Sunday, July 14, 2013

Finding Role Models

                One of a mother's greatest fears is that we don't know what we are doing and that we are going to mess up. We worry that we are the only ones who either didn't get the secret "How to be an Amazing Mom" handbook, or even worse, that there is no handbook, and we are the only ones who have no idea what we are doing. Even after 6 children, I still feel clueless. As if parenthood wasn't hard enough, each child is so different that the parenting tactics that were so effective with one child are suddenly worthless with the next.
    But I found a secret weapon!
            As a teenager, I had a rather grim opinion of motherhood. I figured it was something women just did to be normal. It was just part of life. I wasn't able to see any benefits to motherhood but I could see a ton of negatives.
           There was a woman at my church who had eight children.  I'll call her Mrs. S. Her oldest was my age. With my bleak outlook on parenting as a whole, I had a rather poor opinion of her as a person. I figured that no sane person would purposely have nine children and that she must not have been educated enough to know about birth control. Fast forward four years and I was lost in the throws of motherhood, the only one of my friends married and the first to have a baby. When my daughter was 3 months old, Mrs. S had baby number 9. She called me up out of the blue one day and asked me to come over and give her some advice. Of course, I was very confused as to what advice me, a new mom, could possibly give to someone with so much more experience. When I arrived at her home and we finished oohing and aahing over each others babies, she told me about some problems she was having breastfeeding and wanted to know if I had any ideas.

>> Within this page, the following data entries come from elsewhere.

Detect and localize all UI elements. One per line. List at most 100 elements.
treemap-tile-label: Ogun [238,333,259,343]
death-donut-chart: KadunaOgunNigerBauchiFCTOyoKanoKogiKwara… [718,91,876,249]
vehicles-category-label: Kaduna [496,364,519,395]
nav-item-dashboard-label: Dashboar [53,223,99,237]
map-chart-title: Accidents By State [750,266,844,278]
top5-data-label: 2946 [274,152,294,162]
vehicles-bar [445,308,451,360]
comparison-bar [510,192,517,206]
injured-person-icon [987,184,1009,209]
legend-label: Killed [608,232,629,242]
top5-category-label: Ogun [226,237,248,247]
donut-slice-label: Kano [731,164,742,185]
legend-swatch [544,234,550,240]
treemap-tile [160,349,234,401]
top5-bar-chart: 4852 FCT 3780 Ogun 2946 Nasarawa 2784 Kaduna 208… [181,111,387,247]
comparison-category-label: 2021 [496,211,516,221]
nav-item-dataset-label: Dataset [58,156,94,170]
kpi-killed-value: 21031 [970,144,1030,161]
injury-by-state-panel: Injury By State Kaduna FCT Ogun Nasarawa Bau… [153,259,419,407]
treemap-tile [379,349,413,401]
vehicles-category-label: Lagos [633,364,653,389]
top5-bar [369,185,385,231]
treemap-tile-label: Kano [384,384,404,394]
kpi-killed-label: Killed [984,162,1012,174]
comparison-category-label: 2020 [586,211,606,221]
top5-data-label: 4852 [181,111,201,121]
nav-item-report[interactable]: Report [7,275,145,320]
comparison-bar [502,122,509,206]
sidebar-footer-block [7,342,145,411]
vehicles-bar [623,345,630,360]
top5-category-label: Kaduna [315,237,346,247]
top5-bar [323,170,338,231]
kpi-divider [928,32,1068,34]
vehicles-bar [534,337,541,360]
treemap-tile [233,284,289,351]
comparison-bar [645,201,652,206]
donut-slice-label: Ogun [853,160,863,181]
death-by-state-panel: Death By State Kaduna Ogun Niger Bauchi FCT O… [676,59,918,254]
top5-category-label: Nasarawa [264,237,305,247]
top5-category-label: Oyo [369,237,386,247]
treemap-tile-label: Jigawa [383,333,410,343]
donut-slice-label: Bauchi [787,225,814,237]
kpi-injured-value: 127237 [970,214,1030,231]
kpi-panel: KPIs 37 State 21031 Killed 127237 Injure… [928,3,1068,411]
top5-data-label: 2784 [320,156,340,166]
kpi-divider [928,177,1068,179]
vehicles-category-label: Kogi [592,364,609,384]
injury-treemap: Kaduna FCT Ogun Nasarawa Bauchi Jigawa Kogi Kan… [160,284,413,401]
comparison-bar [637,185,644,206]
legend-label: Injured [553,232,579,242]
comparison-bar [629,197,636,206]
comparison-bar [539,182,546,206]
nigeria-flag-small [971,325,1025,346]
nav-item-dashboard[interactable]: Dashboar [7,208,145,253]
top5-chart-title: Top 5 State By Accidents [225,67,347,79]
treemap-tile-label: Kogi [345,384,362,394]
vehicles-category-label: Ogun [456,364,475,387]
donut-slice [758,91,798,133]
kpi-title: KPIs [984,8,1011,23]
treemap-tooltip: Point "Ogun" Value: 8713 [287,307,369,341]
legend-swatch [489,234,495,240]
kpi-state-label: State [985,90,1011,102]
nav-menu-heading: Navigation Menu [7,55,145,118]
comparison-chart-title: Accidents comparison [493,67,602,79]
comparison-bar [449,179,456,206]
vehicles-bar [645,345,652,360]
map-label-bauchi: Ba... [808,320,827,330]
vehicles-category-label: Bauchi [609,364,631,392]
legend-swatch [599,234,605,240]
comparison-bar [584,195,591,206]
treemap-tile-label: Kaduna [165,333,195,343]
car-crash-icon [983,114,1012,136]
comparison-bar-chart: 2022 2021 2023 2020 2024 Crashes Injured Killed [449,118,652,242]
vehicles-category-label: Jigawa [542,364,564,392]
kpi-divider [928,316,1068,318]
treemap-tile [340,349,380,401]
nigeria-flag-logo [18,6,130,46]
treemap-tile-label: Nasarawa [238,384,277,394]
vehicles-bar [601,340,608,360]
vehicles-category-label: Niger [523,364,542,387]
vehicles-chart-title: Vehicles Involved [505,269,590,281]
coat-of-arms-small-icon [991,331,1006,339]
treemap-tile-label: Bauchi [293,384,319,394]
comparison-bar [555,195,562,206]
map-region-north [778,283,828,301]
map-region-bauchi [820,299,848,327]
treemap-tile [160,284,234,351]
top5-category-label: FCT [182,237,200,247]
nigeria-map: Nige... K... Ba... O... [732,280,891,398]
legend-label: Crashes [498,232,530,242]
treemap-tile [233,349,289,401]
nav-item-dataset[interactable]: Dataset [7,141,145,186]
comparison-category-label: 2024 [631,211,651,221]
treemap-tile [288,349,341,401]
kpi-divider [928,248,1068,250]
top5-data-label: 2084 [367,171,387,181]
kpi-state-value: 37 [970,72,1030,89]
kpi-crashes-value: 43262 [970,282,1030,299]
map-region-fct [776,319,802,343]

           Over the last 8 years, Mrs. S has become one of my closest friends and greatest resources. I visit her weekly if possible. Every one of her children are not only well behaved, kind, and successful in their own right, but each one of them knows how much their parents love them.  Our girls have become best friends and even my son has found friendship with her sons. I soak up every bit of advice she has to give and watch her every move. I ask questions about about how and why she does things. I share my experiences with her and see if there is any way to put her parenting tactics to use in my own home. She helps me work through problems by giving me a spectators point of view.
           There are many other mothers in my life that I constantly preen advice from. I question all of them without judgement and take what advice I think will work for my family. I found that that is my secret "How To be an Amazing Mom", handbook: my collections of friends and their advice.
         That day eight years before had been more for my benefit then for Mrs. S. By asking for my help, Mrs. S had given me my first bit of self esteem as a mother. She made me feel that I had something to give, that maybe, just maybe, I might know how to be a mom. I hope to be able to pass on the favor.